BUSINESS buddy wants every client to stay safe online and we’ve found seven simple ways to protect your computer from ransomware viruses.

1.       Install software updates regularly

It is important to keep your operating systems up to date with the latest versions.  Microsoft typically includes patches in their most recent software updates for Windows. Don’t ignore those annoying prompts, or use an auto-update, if available. For older versions of Windows, go to the Microsoft website and download the patches you need.


2.        Back up your computer

It is vital that you back up your files at least weekly, if not daily for businesses. Cloud-based file storage systems such as Dropbox  or Google Drive are good options for smaller businesses. An external back-up device is even better because it can store files as well as system software but be aware that if you use an external hard drive, you must unplug it from the network once the backup is complete, to prevent it from being infected.

3.       Use anti-virus software

You are also advised to install antivirus software that continuously monitor your computer for potential threats. This almost seems so commonplace that we shouldn’t need to mention it but something as simple as overlooking renewing an antivirus software subscription can leave your computer open to bugs within hours of connecting to the internet.
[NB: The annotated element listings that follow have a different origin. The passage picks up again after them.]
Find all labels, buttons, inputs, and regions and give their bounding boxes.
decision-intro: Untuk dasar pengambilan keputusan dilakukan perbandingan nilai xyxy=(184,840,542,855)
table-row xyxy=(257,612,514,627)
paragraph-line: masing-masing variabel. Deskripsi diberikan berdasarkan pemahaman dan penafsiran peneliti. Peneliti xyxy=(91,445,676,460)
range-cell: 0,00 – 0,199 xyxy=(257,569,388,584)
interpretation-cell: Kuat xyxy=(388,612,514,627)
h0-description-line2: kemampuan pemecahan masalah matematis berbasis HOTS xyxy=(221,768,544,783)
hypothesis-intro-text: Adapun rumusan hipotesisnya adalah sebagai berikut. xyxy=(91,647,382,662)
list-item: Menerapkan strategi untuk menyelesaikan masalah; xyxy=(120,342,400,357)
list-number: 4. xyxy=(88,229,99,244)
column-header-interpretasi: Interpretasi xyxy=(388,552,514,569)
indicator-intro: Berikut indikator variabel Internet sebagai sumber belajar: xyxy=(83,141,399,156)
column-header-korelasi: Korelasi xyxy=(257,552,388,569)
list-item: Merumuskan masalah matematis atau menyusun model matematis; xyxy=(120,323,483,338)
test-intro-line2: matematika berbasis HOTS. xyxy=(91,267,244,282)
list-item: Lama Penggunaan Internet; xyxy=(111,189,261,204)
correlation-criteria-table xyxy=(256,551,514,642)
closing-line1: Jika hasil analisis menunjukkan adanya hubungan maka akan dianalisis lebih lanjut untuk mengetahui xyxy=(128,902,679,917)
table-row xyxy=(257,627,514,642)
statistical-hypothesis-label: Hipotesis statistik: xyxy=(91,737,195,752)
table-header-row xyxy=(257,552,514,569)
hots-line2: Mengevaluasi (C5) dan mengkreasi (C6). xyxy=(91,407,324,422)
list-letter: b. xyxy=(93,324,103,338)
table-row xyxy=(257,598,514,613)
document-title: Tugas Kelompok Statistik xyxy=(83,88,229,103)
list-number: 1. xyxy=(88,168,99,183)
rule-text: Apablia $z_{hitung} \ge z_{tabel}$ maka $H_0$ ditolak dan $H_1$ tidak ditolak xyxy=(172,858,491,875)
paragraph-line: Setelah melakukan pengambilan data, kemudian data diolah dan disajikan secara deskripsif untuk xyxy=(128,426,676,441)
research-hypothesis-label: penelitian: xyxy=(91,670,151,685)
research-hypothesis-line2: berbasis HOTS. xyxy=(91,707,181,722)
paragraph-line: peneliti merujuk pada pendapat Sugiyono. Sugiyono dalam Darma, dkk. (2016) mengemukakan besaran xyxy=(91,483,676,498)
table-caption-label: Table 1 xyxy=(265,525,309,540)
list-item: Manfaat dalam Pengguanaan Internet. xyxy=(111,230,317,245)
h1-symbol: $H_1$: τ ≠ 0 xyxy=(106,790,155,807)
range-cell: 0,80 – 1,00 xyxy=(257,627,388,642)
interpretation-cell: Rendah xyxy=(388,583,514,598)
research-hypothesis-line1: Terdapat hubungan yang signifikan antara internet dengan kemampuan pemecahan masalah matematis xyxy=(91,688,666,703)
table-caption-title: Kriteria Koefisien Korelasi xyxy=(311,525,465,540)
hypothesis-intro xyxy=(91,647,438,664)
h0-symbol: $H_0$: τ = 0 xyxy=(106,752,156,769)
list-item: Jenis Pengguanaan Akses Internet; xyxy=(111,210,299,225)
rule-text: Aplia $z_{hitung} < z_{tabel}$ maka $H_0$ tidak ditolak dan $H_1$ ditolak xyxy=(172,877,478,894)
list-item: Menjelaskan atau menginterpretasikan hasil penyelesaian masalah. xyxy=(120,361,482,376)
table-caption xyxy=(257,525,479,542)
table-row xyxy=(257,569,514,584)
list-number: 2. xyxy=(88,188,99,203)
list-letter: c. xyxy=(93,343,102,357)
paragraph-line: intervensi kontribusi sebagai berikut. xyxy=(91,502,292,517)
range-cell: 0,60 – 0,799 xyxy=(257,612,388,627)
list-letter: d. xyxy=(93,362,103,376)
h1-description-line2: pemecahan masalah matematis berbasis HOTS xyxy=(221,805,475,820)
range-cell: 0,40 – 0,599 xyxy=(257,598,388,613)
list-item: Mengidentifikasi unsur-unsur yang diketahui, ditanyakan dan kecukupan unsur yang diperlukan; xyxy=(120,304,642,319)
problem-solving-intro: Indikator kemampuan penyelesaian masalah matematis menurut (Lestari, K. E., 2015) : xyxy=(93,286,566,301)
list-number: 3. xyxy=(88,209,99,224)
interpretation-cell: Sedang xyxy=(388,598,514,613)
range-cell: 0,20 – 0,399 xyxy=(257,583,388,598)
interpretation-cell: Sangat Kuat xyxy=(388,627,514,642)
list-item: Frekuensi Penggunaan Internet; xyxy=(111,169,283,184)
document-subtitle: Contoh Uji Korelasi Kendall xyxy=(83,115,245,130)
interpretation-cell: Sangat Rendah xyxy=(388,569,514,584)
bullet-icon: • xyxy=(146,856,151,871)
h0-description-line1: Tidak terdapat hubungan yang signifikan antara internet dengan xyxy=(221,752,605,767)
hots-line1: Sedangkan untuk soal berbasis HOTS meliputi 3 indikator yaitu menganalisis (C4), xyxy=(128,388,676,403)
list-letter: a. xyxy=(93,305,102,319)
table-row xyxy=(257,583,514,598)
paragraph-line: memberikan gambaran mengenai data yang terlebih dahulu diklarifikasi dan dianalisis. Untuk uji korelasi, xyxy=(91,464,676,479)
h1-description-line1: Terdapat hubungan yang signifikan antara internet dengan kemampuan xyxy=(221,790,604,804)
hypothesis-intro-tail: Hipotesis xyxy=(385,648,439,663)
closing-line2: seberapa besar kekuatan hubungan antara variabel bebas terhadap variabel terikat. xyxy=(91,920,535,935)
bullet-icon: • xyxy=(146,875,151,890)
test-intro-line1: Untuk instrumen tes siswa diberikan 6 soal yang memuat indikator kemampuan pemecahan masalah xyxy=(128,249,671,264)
4.       Be aware of phishing scams

A phishing scam is an email or website that often looks legitimate but installs a virus on your computer once you open it.  Look for the little padlock symbol in front of the web address in the URL bar and make sure the web address starts with the prefix https://. They regularly contain spelling mistakes and poor grammar, so don’t click on anything suspicious.

If an offer looks too good to be true – it is.

5.       Don’t use the same password for multiple websites

We all do it. Those dodgy passwords like, 1234 or password do little to protect your accounts so just don’t go there.

Using use the same password for numerous websites and programs also leaves your system vulnerable to multiple attacks.

Make sure every password is strong, unique, regularly changed and stored safely. There are online password managers such as Dashlane and Norton Identity Safe that are free. If passwords need to be shared or accessible across multiple devices subscription is required.

6.       Don’t stick in an unknown hard drive or flash drive

If you don’t know where a hard drive or memory stick has been – do not put it into your computer. It may be a carrier of malware and infect your device.

7.       For your eyes only

There is a reason systems provide limited access to users. The more people who can access your files, software, email, social media and everything else – the greater the risk that ransomware and viruses will spread quickly. It is also a high risk for fraud.

“The compartmentalisation of user privileges can limit the extent of the encryption to just the data owned by the affected user,” the New Zealand National Cyber Security Centre (NCSC) says. 

“Ransomware doesn’t have to go viral in your organisation; limit access to your data and file systems to those with a business need to use them.”

BUSINESS buddy recommends you have a good relationship with your IT support people and stay up-to-date with new developments to keep your systems safe.

Using technology is a lot safer than storing documents in a filing cabinet or leaving them on your desk top but everyone needs to have healthy IT habits to avoid infections.